Let $f(x)\in \mathbb{Z}[x]$. The set content of $f(x)=a_{n}x^{n}+ \cdots +a_{0}$ is defined as the greatest common divisor of $a_{0}, ..., a_{n}$ and is denoted by cont$(f(x))$.
I want to show that cont$(f(x)g(x))=$cont$(f(x))$cont$(g(x))$. I saw a proof of it, but I have some doubts. This is:
We know that $$\text{mcd}\left( \frac{a}{\text{mcd}(a, b)}, \frac{b}{\text{mcd}(a, b)}\right)=1$$ without loss of generality let us cont$(f(x))=1$ and cont$(g(x))=1$ where:
\begin{align*} f(x) = & a_{n}x^{n}+ \cdots +a_{0} \\ g(x) = & b_{n}x^{n}+ \cdots +b_{0} \end{align*}
Supose that $f(x)g(x)\neq 1$ then there is no unity $p \in \mathbb{Z}$ that divides all the coefficients of $f(x)g(x)$. Well, it is not very clear to me why such a unit satisfies that.
Let $i$ the smallest integer such that $p \nmid a_{i}$ and $j$ the largest integer such that $p \nmid b_{j}$ and take the coeficient $x^{i+j}$ in $f(x)g(x)$, from where
\begin{equation*} f(x)g(x)=a_{0}b_{i+j}+a_{1}b_{i+j-1}+\cdots +a_{i-1}b_{j-1}+a_{i}b_{j-1}+\cdots +a_{i+j-1}b_{1}+a_{i+j}b_{0} \end{equation*}
In the summands to the left of $a_{i}b_{j}$ the factor $a_{k}$, with $k<i$, is divisible by $p$, and to the right of $a_{i}b_{j}$ the factor $b_{k}$ with $k<j$ is divisible by $p$. So $p \mid a_{i}b{j}$ i.e. $p \mid a_{i}$ or $p \mid b{j}$ but this contradicts our previous assumption. Therefore, it cannot be the case that $f(x)g(x)\neq 1$, then $f(x)g(x)= 1$ now cont$(f(x)g(x))=$cont$(f(x))$cont$(g(x))$.

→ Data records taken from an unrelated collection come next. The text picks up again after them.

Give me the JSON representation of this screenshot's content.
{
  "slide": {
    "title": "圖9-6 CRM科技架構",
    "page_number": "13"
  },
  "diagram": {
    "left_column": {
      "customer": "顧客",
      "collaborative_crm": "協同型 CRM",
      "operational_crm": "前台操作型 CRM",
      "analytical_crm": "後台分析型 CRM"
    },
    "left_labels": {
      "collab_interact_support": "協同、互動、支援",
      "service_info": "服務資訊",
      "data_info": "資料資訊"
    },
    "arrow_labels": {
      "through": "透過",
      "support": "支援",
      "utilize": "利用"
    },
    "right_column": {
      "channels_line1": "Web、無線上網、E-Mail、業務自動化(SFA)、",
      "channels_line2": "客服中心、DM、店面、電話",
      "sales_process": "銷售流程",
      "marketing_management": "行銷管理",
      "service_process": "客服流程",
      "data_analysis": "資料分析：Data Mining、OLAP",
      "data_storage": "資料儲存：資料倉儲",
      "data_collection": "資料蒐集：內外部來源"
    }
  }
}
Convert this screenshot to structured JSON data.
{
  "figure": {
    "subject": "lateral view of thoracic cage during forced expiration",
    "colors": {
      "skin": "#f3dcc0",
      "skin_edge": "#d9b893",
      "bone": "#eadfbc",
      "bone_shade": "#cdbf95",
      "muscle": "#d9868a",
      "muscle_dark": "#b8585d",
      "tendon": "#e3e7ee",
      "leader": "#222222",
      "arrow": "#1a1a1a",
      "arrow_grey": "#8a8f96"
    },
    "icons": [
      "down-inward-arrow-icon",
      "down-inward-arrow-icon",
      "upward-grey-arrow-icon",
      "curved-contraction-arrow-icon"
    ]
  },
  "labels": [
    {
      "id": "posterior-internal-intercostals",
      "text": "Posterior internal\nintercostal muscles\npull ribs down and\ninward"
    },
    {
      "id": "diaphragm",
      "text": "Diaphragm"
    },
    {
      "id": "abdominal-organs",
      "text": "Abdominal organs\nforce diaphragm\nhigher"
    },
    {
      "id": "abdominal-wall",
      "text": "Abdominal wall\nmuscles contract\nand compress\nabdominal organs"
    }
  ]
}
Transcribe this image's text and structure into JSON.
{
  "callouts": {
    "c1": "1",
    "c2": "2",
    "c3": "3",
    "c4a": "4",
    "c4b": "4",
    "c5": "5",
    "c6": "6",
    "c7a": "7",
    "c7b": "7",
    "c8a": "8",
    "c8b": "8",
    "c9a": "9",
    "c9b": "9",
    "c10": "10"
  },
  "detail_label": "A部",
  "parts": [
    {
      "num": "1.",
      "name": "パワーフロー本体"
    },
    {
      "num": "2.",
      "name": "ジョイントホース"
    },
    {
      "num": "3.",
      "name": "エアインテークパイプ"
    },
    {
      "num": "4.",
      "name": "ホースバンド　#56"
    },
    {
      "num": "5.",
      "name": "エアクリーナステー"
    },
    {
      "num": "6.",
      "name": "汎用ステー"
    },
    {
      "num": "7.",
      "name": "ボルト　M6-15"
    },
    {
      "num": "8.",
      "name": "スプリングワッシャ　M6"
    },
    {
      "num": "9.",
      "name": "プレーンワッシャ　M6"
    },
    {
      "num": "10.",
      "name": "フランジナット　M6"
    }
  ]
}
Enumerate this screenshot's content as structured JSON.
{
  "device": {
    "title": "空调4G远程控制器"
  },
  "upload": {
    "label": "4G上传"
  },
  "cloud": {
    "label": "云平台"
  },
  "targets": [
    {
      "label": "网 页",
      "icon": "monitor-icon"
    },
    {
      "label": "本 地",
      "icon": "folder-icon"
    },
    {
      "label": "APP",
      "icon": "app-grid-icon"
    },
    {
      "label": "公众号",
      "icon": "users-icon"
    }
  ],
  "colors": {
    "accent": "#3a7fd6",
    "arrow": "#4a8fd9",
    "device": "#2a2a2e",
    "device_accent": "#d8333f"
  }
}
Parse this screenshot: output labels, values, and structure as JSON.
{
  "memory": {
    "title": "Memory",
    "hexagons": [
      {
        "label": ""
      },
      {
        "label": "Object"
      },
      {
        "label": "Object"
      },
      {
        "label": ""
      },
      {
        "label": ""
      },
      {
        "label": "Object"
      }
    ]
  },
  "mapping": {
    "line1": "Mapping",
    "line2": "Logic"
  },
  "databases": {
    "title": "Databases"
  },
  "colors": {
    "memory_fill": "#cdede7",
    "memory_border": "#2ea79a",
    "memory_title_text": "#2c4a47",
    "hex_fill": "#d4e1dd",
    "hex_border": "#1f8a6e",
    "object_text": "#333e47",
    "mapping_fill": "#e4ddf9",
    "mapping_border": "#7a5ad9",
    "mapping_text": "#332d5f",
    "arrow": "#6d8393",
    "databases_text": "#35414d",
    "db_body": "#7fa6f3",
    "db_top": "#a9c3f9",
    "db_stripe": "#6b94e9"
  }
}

Firstly, the proof is correct? and secondly, I am left with the doubt why the factors $a_{k}$ and $b_{k}$ are divisible by $p$, in addition to the doubt I mentioned before.
Any help is welcome!
If there is some prime $p$ that divides each of the coefficients of $f(x)g(x)$, then we have $f(x)g(x) \equiv 0 \pmod p$. But $(\Bbb Z / p \Bbb Z)[x]$ is an integral domain (this can easily be seen by looking at the product of the leading coefficients of $f$ and $g$), so that means either $f(x) \equiv 0 \pmod p$ or $g(x) \equiv 0 \pmod p$, contradicting your hypothesis that $\operatorname{cont}(f) = \operatorname{cont}(g)=1$.